For the record, instead of a call-stack, the CDC 6000 series instruction set used the RJ instruction to call a subroutine. This saved the current PC value at the call target location and then branches to the location following it. At the end, a subroutine would perform an indirect jump to the call target location. That reloaded saved PC, effectively returning to the caller.
Obviously, that does not work with recursive calls. (And my recollection is that the CDC FORTRAN IV compiler would generate broken code if you did attempt recursion ...)
There is an easy to understand description of continuations on this article: http://www.defmacro.org/ramblings/fp.html
Continuations are something you can pass into a function in a stack-based language, but which can also be used by a language's own semantics to make it "stackless". Of course the stack is still there, but as Ira Baxter described, it's not one big contiguous segment.
Say you wanted to implement stackless C. The first thing to realize is that this doesn't need a stack:
a == b
But, does this?
isequal(a, b) { return a == b; }
No. Because a smart compiler will inline calls to isequal, turning them into a == b. So, why not just inline everything? Sure, you will generate more code but if getting rid of the stack is worth it to you then this is easy with a small tradeoff.
What about recursion? No problem. A tail-recursive function like:
bang(x) { return x == 1 ? 1 : x * bang(x-1); }
Can still be inlined, because really it's just a for loop in disguise:
bang(x) {
for(int i = x; i >=1; i--) x *= x-1;
return x;
}
In theory a really smart compiler could figure that out for you. But a less-smart one could still flatten it as a goto:
ax = x;
NOTDONE:
if(ax > 1) {
x = x*(--ax);
goto NOTDONE;
}
There is one case where you have to make a small trade off. This can't be inlined:
fib(n) { return n <= 2 ? n : fib(n-1) + fib(n-2); }
Stackless C simply cannot do this. Are you giving up a lot? Not really. This is something normal C can't do well very either. If you don't believe me just call fib(1000) and see what happens to your precious computer.

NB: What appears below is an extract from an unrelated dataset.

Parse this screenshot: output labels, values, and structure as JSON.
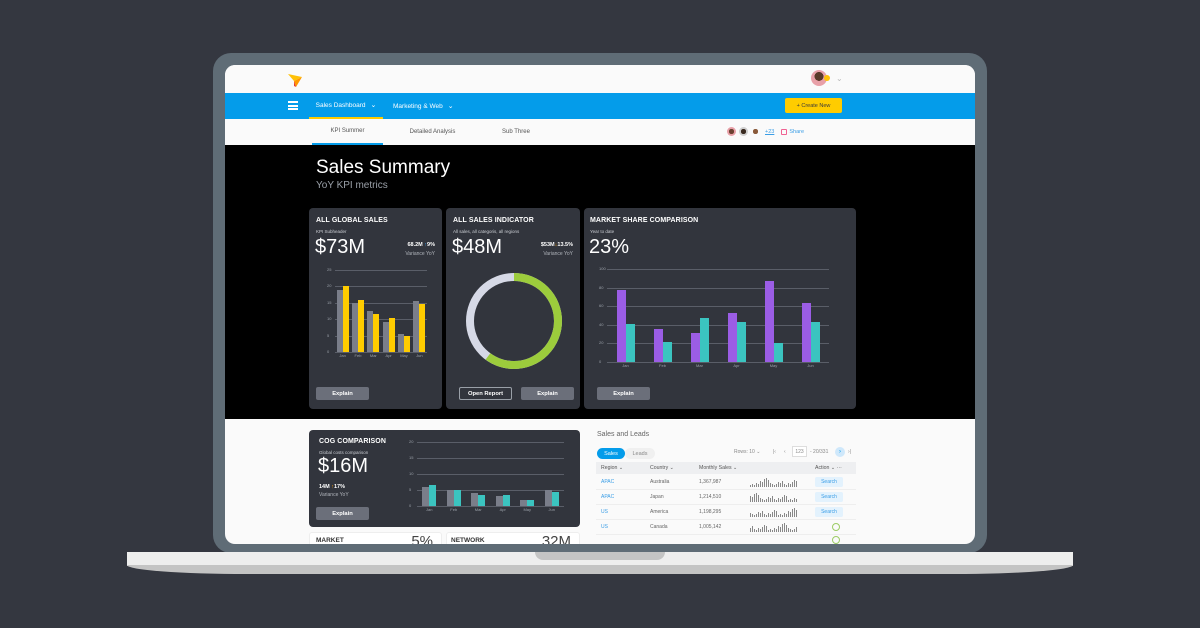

Please feel free to correct me if I'm wrong, but I would think that allocating memory on the heap for each function call frame would cause extreme memory thrashing. The operating system does after all have to manage this memory. I would think that the way to avoid this memory thrashing would be a cache for call frames. So if you need a cache anyway, we might as well make it contigous in memory and call it a stack.